Le diplomate iranien a indiqué que les menaces américaines d’attaquer les infrastructures non militaires en Iran équivalent à un « crime de guerre », promettant une réponse « décisive et immédiate » à tout acte d’agression.
M. Gharibabadi a ajouté que le recours à la force contre l’intégrité territoriale de l’Iran constitue une violation flagrante de l’article II, paragraphe IV, de la Charte des Nations Unies (interdiction absolue de la menace ou de l’emploi de la force) et un acte d’agression au sens de la résolution 3314 de l’Assemblée générale des Nations Unies.
Il a écrit que les menaces d’attaques contre des centrales électriques et des ponts, infrastructures non militaires, constituent un crime de guerre au sens de l’article 8, paragraphe 2, alinéa b, du Statut de Rome de la Cour pénale internationale et de l’article 52 du Protocole additionnel I aux Conventions de Genève de 1977.

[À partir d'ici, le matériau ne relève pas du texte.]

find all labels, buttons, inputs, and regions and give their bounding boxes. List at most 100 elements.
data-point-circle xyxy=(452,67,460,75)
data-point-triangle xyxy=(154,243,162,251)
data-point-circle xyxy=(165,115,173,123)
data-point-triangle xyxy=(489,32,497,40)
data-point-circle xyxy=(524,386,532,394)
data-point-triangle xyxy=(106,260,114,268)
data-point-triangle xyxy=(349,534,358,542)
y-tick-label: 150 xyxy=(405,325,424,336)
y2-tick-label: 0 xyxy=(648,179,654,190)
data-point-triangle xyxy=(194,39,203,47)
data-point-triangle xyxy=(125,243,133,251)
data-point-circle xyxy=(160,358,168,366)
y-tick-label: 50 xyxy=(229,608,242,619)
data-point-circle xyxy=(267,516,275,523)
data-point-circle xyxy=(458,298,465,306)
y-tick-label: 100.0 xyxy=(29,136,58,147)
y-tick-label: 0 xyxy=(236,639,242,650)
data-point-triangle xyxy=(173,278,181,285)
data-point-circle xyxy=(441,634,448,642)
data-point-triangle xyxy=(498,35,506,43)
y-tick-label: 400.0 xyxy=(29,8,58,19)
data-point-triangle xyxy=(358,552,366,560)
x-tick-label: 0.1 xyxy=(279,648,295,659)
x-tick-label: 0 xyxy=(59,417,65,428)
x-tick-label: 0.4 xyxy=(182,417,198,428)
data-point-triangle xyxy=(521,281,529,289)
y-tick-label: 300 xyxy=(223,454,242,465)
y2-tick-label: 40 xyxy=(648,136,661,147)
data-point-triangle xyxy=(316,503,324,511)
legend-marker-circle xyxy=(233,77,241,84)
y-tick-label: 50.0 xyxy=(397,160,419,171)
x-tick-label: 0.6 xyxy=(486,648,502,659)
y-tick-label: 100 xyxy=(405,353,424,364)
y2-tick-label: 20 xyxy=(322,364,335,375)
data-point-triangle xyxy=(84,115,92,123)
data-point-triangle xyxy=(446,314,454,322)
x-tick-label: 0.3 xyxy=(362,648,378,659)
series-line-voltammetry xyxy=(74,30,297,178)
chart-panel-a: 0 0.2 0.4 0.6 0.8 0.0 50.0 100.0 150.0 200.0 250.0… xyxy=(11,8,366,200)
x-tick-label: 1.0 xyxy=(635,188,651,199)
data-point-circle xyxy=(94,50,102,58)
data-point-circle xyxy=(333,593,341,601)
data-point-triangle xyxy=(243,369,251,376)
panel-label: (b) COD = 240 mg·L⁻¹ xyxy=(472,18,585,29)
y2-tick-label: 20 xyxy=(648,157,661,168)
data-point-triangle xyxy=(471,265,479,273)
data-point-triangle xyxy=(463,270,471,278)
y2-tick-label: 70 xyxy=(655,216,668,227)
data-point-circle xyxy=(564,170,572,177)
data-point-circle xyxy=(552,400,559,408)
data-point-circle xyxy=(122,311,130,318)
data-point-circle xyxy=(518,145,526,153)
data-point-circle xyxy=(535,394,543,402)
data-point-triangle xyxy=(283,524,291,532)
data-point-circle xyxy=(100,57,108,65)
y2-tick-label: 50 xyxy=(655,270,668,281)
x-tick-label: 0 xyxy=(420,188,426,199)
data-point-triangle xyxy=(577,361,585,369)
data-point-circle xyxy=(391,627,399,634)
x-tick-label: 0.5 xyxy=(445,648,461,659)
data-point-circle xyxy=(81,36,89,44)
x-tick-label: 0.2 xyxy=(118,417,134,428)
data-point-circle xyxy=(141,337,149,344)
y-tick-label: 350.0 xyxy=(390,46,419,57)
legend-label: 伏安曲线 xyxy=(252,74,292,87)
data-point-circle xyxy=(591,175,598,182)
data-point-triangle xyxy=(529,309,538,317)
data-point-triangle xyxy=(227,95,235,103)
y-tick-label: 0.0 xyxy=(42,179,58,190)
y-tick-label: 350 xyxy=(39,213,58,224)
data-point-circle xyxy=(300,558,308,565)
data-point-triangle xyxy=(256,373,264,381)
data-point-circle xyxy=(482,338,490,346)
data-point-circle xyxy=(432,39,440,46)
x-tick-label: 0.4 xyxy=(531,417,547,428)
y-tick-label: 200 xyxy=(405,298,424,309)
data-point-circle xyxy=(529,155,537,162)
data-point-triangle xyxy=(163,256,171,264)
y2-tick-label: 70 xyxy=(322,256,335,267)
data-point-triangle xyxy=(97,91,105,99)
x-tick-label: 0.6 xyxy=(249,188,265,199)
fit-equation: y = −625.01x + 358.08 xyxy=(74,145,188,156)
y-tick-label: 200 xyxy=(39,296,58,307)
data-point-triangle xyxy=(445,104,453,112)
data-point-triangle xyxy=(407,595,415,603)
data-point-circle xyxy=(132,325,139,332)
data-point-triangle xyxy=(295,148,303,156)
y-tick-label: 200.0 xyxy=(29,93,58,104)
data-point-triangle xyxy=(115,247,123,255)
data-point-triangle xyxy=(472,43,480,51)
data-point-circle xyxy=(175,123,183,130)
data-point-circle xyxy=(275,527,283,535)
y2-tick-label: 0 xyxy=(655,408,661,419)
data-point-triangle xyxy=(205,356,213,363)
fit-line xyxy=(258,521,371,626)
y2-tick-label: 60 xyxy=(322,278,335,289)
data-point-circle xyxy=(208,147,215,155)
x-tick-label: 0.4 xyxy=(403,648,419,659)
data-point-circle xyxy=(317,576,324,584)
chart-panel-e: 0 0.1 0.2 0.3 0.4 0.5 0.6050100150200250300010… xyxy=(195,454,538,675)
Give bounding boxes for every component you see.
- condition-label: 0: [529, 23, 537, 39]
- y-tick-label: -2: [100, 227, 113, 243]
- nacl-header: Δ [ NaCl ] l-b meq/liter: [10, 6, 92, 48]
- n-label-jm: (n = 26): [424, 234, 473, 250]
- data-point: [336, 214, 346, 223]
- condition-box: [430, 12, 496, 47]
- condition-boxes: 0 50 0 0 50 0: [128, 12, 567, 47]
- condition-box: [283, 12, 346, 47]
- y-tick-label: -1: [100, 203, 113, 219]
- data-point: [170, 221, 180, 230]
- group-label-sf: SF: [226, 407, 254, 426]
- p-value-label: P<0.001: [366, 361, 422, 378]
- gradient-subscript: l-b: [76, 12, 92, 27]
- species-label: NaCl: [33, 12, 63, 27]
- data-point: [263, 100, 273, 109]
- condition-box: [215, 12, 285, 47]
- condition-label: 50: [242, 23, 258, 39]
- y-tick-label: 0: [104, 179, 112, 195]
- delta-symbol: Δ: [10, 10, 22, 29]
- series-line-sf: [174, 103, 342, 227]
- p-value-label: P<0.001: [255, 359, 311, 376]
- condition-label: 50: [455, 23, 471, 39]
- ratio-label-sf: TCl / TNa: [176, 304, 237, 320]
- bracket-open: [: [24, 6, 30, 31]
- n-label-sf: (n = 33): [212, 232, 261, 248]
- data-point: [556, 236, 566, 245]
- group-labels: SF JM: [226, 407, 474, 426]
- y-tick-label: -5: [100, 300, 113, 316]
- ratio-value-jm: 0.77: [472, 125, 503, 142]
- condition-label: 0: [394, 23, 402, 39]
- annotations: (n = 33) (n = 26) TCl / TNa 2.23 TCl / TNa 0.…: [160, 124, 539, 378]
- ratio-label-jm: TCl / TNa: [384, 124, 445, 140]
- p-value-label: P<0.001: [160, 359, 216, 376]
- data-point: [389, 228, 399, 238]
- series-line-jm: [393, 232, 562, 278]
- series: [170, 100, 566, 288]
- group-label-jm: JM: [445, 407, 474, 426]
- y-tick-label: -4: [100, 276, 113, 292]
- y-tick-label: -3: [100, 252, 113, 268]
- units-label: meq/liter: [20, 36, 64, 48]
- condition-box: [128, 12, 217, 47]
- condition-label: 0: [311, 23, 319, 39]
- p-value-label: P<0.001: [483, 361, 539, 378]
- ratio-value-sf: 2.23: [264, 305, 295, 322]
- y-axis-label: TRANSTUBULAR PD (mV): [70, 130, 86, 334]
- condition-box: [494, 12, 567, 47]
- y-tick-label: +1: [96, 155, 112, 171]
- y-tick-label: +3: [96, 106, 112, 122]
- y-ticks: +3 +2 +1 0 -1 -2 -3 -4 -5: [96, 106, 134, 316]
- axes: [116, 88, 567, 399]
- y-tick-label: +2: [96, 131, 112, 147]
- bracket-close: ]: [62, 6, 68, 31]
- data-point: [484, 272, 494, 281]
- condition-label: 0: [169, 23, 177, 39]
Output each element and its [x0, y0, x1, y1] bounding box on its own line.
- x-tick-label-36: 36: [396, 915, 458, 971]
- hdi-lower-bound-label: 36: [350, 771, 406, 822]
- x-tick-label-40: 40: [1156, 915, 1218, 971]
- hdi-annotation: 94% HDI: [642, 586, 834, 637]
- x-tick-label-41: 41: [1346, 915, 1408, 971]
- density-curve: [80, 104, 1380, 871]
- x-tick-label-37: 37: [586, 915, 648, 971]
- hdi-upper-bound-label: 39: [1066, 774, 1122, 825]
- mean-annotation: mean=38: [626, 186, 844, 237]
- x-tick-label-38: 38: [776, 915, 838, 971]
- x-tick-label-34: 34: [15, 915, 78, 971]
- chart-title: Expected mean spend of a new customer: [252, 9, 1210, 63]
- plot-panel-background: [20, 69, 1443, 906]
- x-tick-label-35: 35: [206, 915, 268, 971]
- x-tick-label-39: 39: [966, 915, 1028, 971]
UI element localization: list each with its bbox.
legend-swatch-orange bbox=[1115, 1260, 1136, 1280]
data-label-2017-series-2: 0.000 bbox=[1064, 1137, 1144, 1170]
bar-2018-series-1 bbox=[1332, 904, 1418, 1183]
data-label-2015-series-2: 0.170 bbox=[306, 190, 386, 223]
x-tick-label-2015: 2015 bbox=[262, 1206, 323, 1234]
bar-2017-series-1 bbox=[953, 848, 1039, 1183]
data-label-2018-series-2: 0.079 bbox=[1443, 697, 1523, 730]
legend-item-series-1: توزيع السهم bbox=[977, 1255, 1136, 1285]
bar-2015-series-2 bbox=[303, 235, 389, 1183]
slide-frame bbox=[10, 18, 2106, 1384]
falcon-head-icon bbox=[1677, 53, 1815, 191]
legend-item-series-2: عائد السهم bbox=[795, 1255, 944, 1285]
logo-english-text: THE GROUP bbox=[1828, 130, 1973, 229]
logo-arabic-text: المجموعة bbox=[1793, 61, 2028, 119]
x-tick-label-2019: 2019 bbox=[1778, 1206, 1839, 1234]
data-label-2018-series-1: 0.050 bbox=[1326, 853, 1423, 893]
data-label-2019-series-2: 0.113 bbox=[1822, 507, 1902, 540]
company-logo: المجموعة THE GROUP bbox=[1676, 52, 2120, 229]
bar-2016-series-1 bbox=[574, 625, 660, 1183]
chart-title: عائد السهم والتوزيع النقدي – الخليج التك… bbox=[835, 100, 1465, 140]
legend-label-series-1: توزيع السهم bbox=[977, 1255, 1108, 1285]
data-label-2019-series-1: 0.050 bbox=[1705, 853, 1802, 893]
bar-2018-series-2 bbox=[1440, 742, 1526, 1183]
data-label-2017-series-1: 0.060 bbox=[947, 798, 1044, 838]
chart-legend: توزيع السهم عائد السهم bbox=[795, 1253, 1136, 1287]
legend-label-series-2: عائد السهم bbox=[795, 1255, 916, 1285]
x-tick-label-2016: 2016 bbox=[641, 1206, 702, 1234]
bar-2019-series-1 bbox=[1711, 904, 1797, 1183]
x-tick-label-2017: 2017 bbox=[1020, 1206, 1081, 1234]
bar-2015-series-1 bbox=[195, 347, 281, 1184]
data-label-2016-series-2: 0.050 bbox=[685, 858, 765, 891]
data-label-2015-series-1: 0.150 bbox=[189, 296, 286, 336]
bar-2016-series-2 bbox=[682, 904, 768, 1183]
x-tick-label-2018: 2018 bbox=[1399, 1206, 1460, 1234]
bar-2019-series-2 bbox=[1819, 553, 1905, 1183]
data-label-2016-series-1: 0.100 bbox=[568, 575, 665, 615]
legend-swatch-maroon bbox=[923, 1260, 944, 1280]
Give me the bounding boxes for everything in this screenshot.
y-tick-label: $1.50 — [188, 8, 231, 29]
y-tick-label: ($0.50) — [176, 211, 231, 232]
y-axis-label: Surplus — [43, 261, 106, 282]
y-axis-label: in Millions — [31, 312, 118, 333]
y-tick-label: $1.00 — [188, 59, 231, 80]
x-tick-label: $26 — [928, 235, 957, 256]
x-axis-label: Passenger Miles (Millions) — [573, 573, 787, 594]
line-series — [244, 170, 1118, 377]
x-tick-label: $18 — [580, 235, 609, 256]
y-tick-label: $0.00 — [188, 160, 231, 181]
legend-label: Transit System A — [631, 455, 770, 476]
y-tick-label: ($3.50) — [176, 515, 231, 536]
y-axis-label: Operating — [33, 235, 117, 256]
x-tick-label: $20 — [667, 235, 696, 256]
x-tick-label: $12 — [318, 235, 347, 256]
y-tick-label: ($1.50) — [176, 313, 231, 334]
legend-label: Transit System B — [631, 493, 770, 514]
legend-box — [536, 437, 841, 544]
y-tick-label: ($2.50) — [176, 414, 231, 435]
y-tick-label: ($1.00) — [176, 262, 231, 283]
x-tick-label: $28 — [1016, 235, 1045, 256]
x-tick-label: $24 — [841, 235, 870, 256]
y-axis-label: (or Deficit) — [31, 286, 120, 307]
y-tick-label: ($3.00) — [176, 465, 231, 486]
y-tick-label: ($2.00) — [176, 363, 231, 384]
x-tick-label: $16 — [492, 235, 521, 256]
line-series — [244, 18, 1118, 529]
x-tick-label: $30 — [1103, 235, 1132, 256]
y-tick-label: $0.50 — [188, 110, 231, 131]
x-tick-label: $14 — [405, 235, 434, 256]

Le président américain, en sa qualité de plus haut responsable de son pays, a ouvertement menacé de commettre des crimes de guerre – un acte qui engage sa responsabilité pénale individuelle devant la Cour pénale internationale et toute juridiction nationale compétente, a poursuivi le diplomate iranien.
Se fondant sur l’article 51 de la Charte des Nations Unies, la République islamique d’Iran apportera une réponse décisive, immédiate et exemplaire à tout acte d’agression ou menace imminente, peut-on lire dans son message.
Il a conseillé au président américain de cesser de proférer de telles menaces, dont les conséquences ne se limiteront pas à l’Iran, avant que son nom ne soit inscrit dans l'histoire comme celui d'un « criminel de guerre majeur ».
Le poste de M. Gharibabadi fait suite à la réitération des menaces de Trump de déchaîner « l'enfer » sur l'Iran si ce pays maintient la fermeture du détroit d'Ormouz. Trump a lancé dimanche que les États-Unis détruiraient les centrales électriques et les ponts en Iran.
Le président américain a écrit que mardi serait le jour des attaques contre les centrales électriques et les ponts à travers l'Iran, ajoutant que tout serait « globalement ciblé ». Il a ensuite repoussé l'échéance à mercredi.
La République islamuque a intensifié les restrictions imposées au passage des navires dans le détroit d'Ormouz, dans le contexte de la guerre israélo-américaine.
Les autorités iraniennes ont indiqué que cette voie de navigation énergétique vitale, par laquelle transitait près d'un cinquième du pétrole mondial avant la guerre, reste ouverte à tous, sauf aux navires liés aux États-Unis, à Israël et à leurs alliés.
Ces restrictions ont entraîné une hausse significative des prix mondiaux de l'énergie et des matières premières, et les experts estiment que l'impact pourrait atteindre des niveaux historiques si la guerre se poursuit.